Posted on 6/23/14 at 4:21 pm to wfeliciana
Posted on 6/23/14 at 4:21 pm to wfeliciana
quote:
Huge federal agencies, their business practices and budget implementations can't be compare to private companies
They don't have to be. This is a discussion about hardware and data retention policy. When you work for the government, they don't hand you special drives you don't see commonly used in the public sector. They are the same you and I use at home.
Hard drives have a median lifespan of about 6 years. Some last longer. Some fall well short of that. New equipment is purchased so there is sure to be a mixture of newer and older systems as time goes on. What I never see..........what I have never even heard of, is 8 drives irreparably crashing from a select few within the same time period. It defies the law of averages and logic.
Posted on 6/23/14 at 4:46 pm to McChowder
quote:
Hard drives have a median lifespan of about 6 years.
I've seen the Backblaze article too and there are some problems with it in this scenario.
1. Those drives were used 24/7 as part of a server environment.
2. Their data only goes for 4 years, the 5th and 6th years are estimates based on the previous 4 years.
From my personal experience with regular business users, hard drives crashing are a rare bird. Even more rare is it when the crash is so severe that data can't be recovered by specialists. With our 600-700 users, it's not uncommon for hard drives to last the entire time we have the computer (we try to rotate them out every 5 years, but often the budget ends up having us extend it to 7 years and sometimes up to 10).
Posted on 6/23/14 at 4:59 pm to McChowder
quote:
They don't have to be. This is a discussion about hardware and data retention policy. When you work for the government, they don't hand you special drives you don't see commonly used in the public sector. They are the same you and I use at home.

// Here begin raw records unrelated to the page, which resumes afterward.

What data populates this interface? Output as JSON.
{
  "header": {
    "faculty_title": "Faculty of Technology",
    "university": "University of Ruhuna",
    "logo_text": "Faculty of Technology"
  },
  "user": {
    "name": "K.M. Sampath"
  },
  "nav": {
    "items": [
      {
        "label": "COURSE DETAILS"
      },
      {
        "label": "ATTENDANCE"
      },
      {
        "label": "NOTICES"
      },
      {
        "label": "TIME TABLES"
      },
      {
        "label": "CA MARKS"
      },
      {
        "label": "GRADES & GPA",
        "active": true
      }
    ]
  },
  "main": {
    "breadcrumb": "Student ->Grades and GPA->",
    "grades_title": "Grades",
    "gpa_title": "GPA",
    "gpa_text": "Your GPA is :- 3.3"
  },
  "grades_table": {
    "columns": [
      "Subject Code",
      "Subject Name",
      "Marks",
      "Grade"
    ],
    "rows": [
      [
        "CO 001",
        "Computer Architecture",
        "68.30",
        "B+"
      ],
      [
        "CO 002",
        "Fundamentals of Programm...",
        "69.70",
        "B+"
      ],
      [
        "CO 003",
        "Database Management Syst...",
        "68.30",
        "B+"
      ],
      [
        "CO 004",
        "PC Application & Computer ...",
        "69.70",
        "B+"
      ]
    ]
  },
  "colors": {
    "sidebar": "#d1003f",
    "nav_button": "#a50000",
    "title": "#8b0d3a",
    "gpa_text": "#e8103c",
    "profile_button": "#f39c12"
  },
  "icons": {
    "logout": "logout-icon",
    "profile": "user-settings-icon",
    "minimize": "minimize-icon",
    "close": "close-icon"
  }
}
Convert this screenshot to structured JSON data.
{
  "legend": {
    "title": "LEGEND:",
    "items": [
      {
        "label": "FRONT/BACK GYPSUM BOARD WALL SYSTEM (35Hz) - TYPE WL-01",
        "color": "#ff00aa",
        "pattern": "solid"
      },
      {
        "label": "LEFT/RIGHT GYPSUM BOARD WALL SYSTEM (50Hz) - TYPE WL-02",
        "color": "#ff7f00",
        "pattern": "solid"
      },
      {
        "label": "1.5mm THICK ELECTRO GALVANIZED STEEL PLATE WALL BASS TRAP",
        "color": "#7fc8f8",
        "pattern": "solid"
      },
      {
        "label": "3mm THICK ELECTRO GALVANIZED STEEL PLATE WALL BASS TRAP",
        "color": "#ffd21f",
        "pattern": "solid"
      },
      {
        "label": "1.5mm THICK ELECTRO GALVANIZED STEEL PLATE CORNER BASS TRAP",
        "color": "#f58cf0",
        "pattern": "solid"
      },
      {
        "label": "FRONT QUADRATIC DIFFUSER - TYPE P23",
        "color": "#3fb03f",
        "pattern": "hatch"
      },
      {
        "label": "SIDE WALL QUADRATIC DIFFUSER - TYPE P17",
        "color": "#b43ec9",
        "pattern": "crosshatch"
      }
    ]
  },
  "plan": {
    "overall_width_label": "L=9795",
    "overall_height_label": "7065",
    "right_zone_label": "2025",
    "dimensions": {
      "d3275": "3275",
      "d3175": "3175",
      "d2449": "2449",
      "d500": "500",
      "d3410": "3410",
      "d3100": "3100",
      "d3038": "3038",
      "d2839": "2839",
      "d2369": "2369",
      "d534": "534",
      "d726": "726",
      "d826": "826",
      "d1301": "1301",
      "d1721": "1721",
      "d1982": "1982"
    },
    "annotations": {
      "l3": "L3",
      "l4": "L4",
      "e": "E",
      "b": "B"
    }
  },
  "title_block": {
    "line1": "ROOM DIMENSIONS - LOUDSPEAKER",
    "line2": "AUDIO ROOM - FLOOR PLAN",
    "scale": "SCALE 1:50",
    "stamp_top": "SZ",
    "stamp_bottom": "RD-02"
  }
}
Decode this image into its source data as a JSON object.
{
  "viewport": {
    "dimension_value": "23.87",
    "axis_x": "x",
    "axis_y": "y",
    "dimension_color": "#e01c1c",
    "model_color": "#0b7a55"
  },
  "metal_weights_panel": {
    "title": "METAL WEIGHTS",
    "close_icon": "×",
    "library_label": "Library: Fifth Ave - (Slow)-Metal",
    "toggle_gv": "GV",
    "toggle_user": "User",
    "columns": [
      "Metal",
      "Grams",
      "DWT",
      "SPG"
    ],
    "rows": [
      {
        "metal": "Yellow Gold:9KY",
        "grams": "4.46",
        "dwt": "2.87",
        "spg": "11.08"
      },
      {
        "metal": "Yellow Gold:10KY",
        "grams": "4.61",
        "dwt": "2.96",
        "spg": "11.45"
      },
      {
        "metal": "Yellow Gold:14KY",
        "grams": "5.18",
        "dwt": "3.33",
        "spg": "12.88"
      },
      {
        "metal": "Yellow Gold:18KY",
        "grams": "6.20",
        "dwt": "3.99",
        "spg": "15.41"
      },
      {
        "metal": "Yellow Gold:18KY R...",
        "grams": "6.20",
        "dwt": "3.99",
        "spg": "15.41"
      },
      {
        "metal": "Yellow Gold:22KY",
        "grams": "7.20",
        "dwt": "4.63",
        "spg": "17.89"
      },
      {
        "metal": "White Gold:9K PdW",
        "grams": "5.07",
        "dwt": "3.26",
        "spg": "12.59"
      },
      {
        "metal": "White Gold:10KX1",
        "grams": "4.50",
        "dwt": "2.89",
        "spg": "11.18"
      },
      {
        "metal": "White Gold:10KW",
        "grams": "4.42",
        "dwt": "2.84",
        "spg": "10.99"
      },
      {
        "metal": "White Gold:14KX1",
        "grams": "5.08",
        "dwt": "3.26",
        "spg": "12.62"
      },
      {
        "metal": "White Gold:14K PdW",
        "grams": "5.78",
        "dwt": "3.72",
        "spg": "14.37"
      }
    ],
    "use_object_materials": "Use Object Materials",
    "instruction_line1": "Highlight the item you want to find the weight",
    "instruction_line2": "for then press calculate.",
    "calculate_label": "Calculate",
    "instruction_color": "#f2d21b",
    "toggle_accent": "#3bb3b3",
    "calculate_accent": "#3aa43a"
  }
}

It seems I wasn't clear in expressing what I meant to convey. No they are not special drives, but they aren't usually as good as you and I have at home. Lower end Dells or worse that are often maxed out in capacity and used for 3 or 4 years and used more than my home laptop or PC. Couple that with ridiculous security software and being part of a system that has problems. Top that off with the fact that some agencies have people using "2nd hand" computers, e.g. those replaced by better machines by one section may be the replacement for a computer that can't be fixed (economically). As I said my experience is you can't compare to private/business users/equipment/business practices. Now, 6 crashing in one office, that is very strange, if true.